Bishop uses the moniker Sir Richard Bishop for his solo work as a tribute to the explorer and adventurer Sir Richard Burton, and appropriately, Intermezzo is a globe-trotting musical excursion. It goes from continent to continent with some quick trips to the unknown along the way. The bizarre track “Cranial Tap” features frantic abstract guitar scampering, while the multi-tracked “Reversionary Tactics,” with backwards lines and tremolo-treated parts cresting and dipping, forms interesting textures. “Dance of the Cedars” features a distinct North African flavor, with rattling metallic percussion accompanying the fluid melodies, and “Khajuraho” is a jaunt to India, with a condensed five-minute raga.
The album’s longest track, the gorgeous 15-minute “Inner Redoubt,” resembles a raga with its wandering spirit, but isn’t strictly rooted in South Asian genres, using gentle, hammered-string sounds. The most familiar territory is covered on “Hump Tulip,” an easy-to-like, 50’s-style rock/western swing number with a 12-bar blues structure (think “Rock Around the Clock”). It’s impossible to distill Richard Bishop’s mind-boggling range in one album, but the superb Intermezzo is perhaps the best album so far to try.
Radiation City
Cool Nightmare
(Tender Loving Empire)
In the realm of physics, space and time can be united into a single continuum. In the musical realm, one possible equivalent would be the Portland pop band Radiation City, which combines past and present styles as well as a constantly varying aural geography, making a complicated sonic fabric. The group’s new EP, Cool Nightmare, follows its charming 2011 album, The Hands That Take You, with a meticulous recording featuring elements that seem familiar, but are hard to pin down.

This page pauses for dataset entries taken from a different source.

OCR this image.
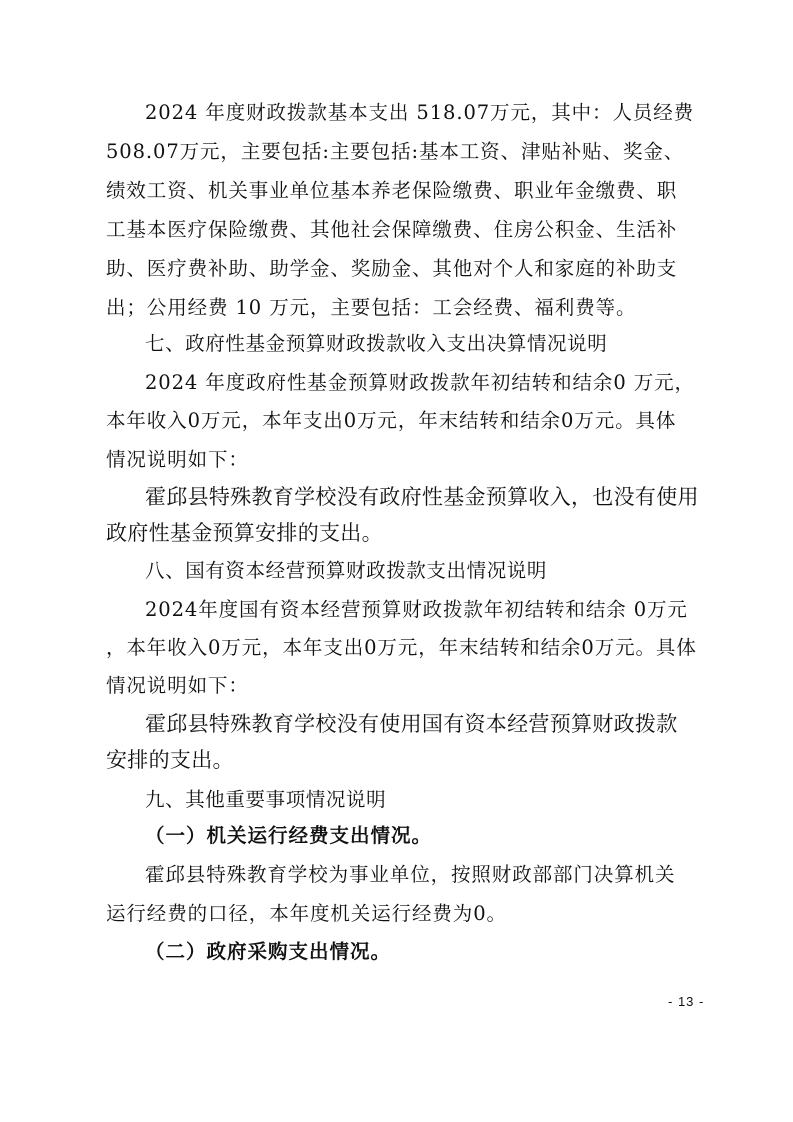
2024 年度财政拨款基本支出 518.07万元，其中：人员经费
508.07万元，主要包括:主要包括:基本工资、津贴补贴、奖金、
绩效工资、机关事业单位基本养老保险缴费、职业年金缴费、职
工基本医疗保险缴费、其他社会保障缴费、住房公积金、生活补
助、医疗费补助、助学金、奖励金、其他对个人和家庭的补助支
出；公用经费 10 万元，主要包括：工会经费、福利费等。
七、政府性基金预算财政拨款收入支出决算情况说明
2024 年度政府性基金预算财政拨款年初结转和结余0 万元，
本年收入0万元，本年支出0万元，年末结转和结余0万元。具体
情况说明如下：
霍邱县特殊教育学校没有政府性基金预算收入，也没有使用
政府性基金预算安排的支出。
八、国有资本经营预算财政拨款支出情况说明
2024年度国有资本经营预算财政拨款年初结转和结余 0万元
，本年收入0万元，本年支出0万元，年末结转和结余0万元。具体
情况说明如下：
霍邱县特殊教育学校没有使用国有资本经营预算财政拨款
安排的支出。
九、其他重要事项情况说明
（一）机关运行经费支出情况。
霍邱县特殊教育学校为事业单位，按照财政部部门决算机关
运行经费的口径，本年度机关运行经费为0。
（二）政府采购支出情况。
- 13 -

As the EP gingerly proceeds from the brief opener, “I Would Hide,” which is reprised in the following number “Hide from the Night,” the group’s hallmarks are laid out, using boy/girl vocals and small, electronic sound details that linger when other instruments dissolve from the mix. Some cheap yet effective vocal treatments are employed, such as drenching some pretty vocals in reverb, found on “Find It of Use.” That number opens with a flock of harp runs and pairs acoustic drums with drum machine beats, with no attempt made to mask their artificiality, and again, the group’s trademark segues are used, with tiny, repeated synthetic tidbits.
“Heart of Mine” serves to confuse matters, with electronic drums and straightened rhythms of vague ethnicity, and the piano in “Eye of Yours” wouldn’t be out of place in a tango, with an island breeziness, some wordless vocals, horns, and slow-tremolo guitar. “Winter Blind” uses a frantic synth pattern and backing soul vocals, but its studied procession doesn’t deliver the climax that would clinch the song.
Cool Nightmare is entirely pleasant and was clearly made with great care. The group is onto something with its own style. That said, it doesn’t quite have the hooks necessary to really grab the listener; a few killer tracks would have properly anchored the release, but as is, the album shows great pop potential.